Adiós 2018: Reflections on a wonder-filled year

As 2018 comes to a close, I sit down to write with my nearly 4-week old son propped up on a blanket and nursing pillow as he gulps down yet another snack. I lightheartedly wonder to myself if he is the hungriest man alive.

In my loose plan for the day, I had hoped Theo would be sleeping during this little window while my daughter is out before my husband gets back from work.  But plans of quiet moments we mothers have don’t always (rarely?) seem to work out as we had hoped.

So, Theo and I sit here together.  He is content with his meal; and I take a few deep breaths to settle into this time here with you.  

To the periphery on my right, flames dance in the fireplace, and just above the top left corner of my open laptop, white roses unfold.

And we’ve arrived, to the end of another year.  I have taken the last few days to reflect on 2018, but only just this morning was I able to see how extraordinary it was.  Even now, after all of this time I’ve spent unfurling the grips of perfectionism and validation by achievement, it takes me a while to get through layers of what didn’t happen to clearly see what did.

And to be honest, this year takes my breath away.

I lived for the first time in another country – a life-long dream fulfilled.  And not only that, we thrived there, having made friends who inspire us, having created space for what matters in life, having esteemed a core value of presence.

We welcomed our son into the world, just weeks ago here at year’s end.  While I am still fully integrating the birth experience and plan to share more when that process feels a bit more complete, I can tell you now that the experience was one great miracle.  Our boy was born minutes after I entered the water in the birthing tub we had next to that same fireplace where I see out of the corner of my eye a small fire burning now.  From first contraction to healthy birth, I labored for under two hours.  But there is so much more to that story – about how we prepared and how I let myself surrender to the rhythms of life. 

With our two children now here, life has become something new entirely.  The moments alone and opportunities to catch our breath are much fewer.  But, the moments I catch myself in awe have multiplied. 

And it’s awe in the little moments – a soft, small yet quickly growing hand in mine, or discovering a new book or leaf or word said four times to make sure she captures it.  The little moments I put down my phone to watch my son stare back at me.  The moments when my daughter and husband are swept up in laughter, or when on Christmas night, he looks over to me after our dinner guests have left and my daughter has finally fallen asleep, and asks, “How are you really doing?” and my eyes well up with tears.

This is the wholeness of our life these days. We live true to our values and as we do, we get more of what really brings our hearts alive. At the same time, we get less of some things we value but that don’t fit like they used to. 

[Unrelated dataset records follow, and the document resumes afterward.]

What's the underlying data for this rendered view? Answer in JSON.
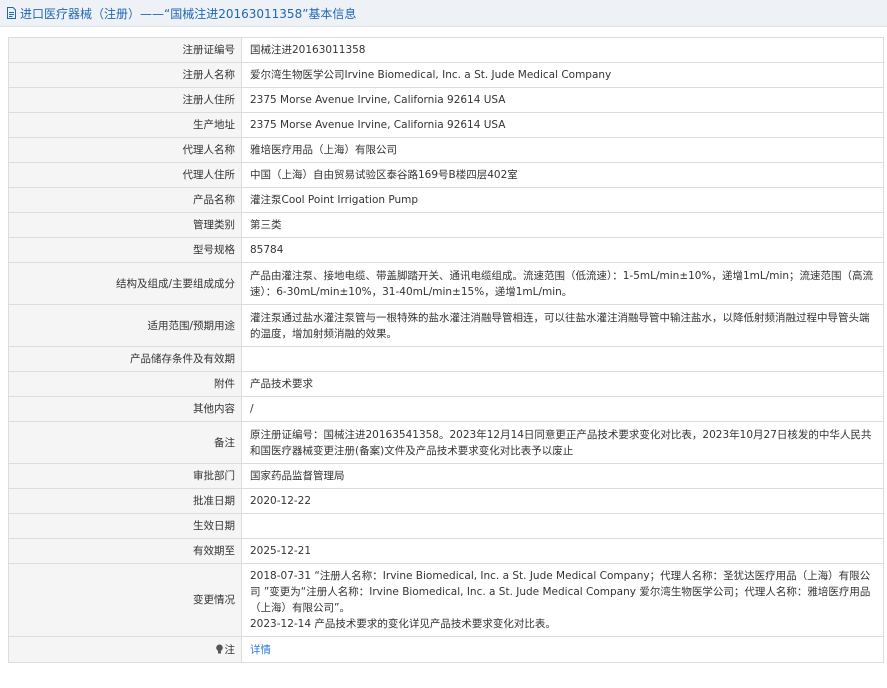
{
  "header": {
    "title": "进口医疗器械（注册）——“国械注进20163011358”基本信息"
  },
  "rows": [
    {
      "label": "注册证编号",
      "value": "国械注进20163011358"
    },
    {
      "label": "注册人名称",
      "value": "爱尔湾生物医学公司Irvine Biomedical, Inc. a St. Jude Medical Company"
    },
    {
      "label": "注册人住所",
      "value": "2375 Morse Avenue Irvine, California 92614 USA"
    },
    {
      "label": "生产地址",
      "value": "2375 Morse Avenue Irvine, California 92614 USA"
    },
    {
      "label": "代理人名称",
      "value": "雅培医疗用品（上海）有限公司"
    },
    {
      "label": "代理人住所",
      "value": "中国（上海）自由贸易试验区泰谷路169号B楼四层402室"
    },
    {
      "label": "产品名称",
      "value": "灌注泵Cool Point Irrigation Pump"
    },
    {
      "label": "管理类别",
      "value": "第三类"
    },
    {
      "label": "型号规格",
      "value": "85784"
    },
    {
      "label": "结构及组成/主要组成成分",
      "value": "产品由灌注泵、接地电缆、带盖脚踏开关、通讯电缆组成。流速范围（低流速）：1-5mL/min±10%，递增1mL/min；流速范围（高流速）：6-30mL/min±10%，31-40mL/min±15%，递增1mL/min。"
    },
    {
      "label": "适用范围/预期用途",
      "value": "灌注泵通过盐水灌注泵管与一根特殊的盐水灌注消融导管相连，可以往盐水灌注消融导管中输注盐水，以降低射频消融过程中导管头端的温度，增加射频消融的效果。"
    },
    {
      "label": "产品储存条件及有效期",
      "value": ""
    },
    {
      "label": "附件",
      "value": "产品技术要求"
    },
    {
      "label": "其他内容",
      "value": "/"
    },
    {
      "label": "备注",
      "value": "原注册证编号：国械注进20163541358。2023年12月14日同意更正产品技术要求变化对比表，2023年10月27日核发的中华人民共和国医疗器械变更注册(备案)文件及产品技术要求变化对比表予以废止"
    },
    {
      "label": "审批部门",
      "value": "国家药品监督管理局"
    },
    {
      "label": "批准日期",
      "value": "2020-12-22"
    },
    {
      "label": "生效日期",
      "value": ""
    },
    {
      "label": "有效期至",
      "value": "2025-12-21"
    }
  ],
  "change": {
    "label": "变更情况",
    "line1": "2018-07-31 “注册人名称：Irvine Biomedical, Inc. a St. Jude Medical Company；代理人名称：圣犹达医疗用品（上海）有限公司 ”变更为“注册人名称：Irvine Biomedical, Inc. a St. Jude Medical Company 爱尔湾生物医学公司；代理人名称：雅培医疗用品（上海）有限公司”。",
    "line2": "2023-12-14 产品技术要求的变化详见产品技术要求变化对比表。"
  },
  "note": {
    "label": "注",
    "icon": "bulb-icon",
    "link_text": "详情"
  }
}
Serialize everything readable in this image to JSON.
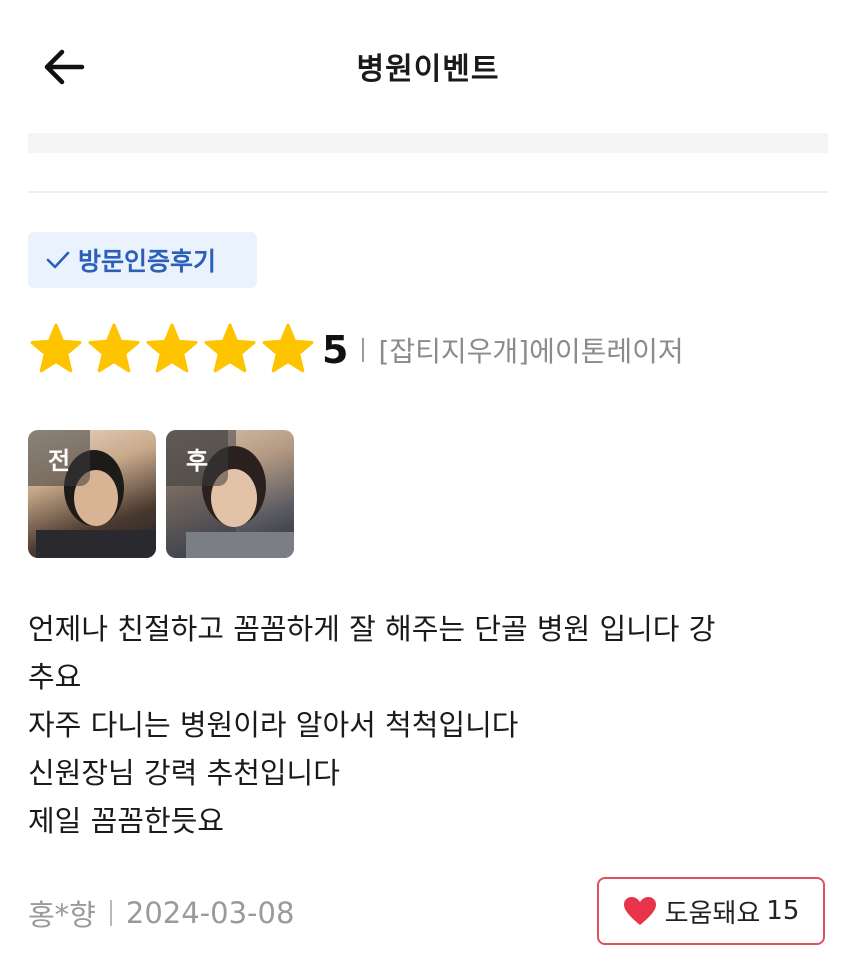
{
  "header": {
    "title": "병원이벤트"
  },
  "badge": {
    "label": "방문인증후기",
    "icon": "check-icon",
    "color": "#2b5fb8",
    "background": "#eaf3fd"
  },
  "rating": {
    "stars": 5,
    "max_stars": 5,
    "score_text": "5",
    "star_color": "#ffc400",
    "product": "[잡티지우개]에이톤레이저"
  },
  "photos": [
    {
      "tag": "전"
    },
    {
      "tag": "후"
    }
  ],
  "review": {
    "lines": [
      "언제나 친절하고 꼼꼼하게 잘 해주는 단골 병원 입니다 강",
      "추요",
      "자주 다니는 병원이라 알아서 척척입니다",
      "신원장님 강력 추천입니다",
      "제일 꼼꼼한듯요"
    ]
  },
  "footer": {
    "author": "홍*향",
    "date": "2024-03-08",
    "helpful_label": "도움돼요",
    "helpful_count": "15",
    "helpful_color": "#e0505e"
  }
}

Grand dreams of a global nonprofit now fit into these pint-sized moments with my family and loved ones.  Did I really choose love today?  Was I present with the people in front of me?  How did I do close in?

Theo is stirring now, so we’ll come to an end.

Happy New Year, friend!

~
 
Blessing for a New Beginning
 
In out-of-the-way places of the heart,
Where your thoughts never think to wander,
This beginning has been quietly forming,
Waiting until you were ready to emerge.
 
For a long time it has watched your desire,
Feeling the emptiness growing inside you,
Noticing how you willed yourself on,
Still unable to leave what you had outgrown.
 
It watched you play with the seduction of safety
And the gray promises that sameness whispered,
Heard the waves of turmoil rise and relent,
Wondered would you always live like this.
 
Then the delight, when your courage kindled,
And out you stepped onto new ground,
Your eyes young again with energy and dream,
A path of plenitude opening before you.
 
Though your destination is not yet clear
You can trust the promise of this opening;
Unfurl yourself into the grace of beginning
That is at one with your life’s desire.
 
Awaken your spirit to adventure;
Hold nothing back, learn to find ease in risk;
Soon you will be home in a new rhythm,
For your soul senses the world that awaits you.
 
John O’Donohue
To Bless the Space Between Us

2 Comments

  1. Donna Russell on January 4, 2019 at 7:04 am

    This made me cry. What a beautiful gift you have in writing. Relatable. Centered. Recognizing the need, joy, love, compassion in all of us and expressing it in a warm, peaceful, and a genuine truth. Thank you, Stephanie, for so many wonderful expressions of your experiences that I can hardly wait to read through them, then read it again slowly to feel the depth. The thanks isn’t just for your amazing ability to express yourself, but also for loving Dave and your family so very well. You are an answer to prayer and my heart is full.
    Hoping that you and your family know the very best of love and deepest sense of joy in 2019! Hugs and love to Dave and the kiddos!

    • Stephanie on January 4, 2019 at 4:48 pm

      Thank you for your heartfelt reply, Donna. I am touched that you get my writing in the way you do. It’s a cherished part of life for me yet can feel tender – though right – to share. Each of these is a little victory – a way that I’ve let life churn deeply enough to express through words. Thank you for your prayers. Hugs all around here for your for sure; and please give ours to yours. Lots of love!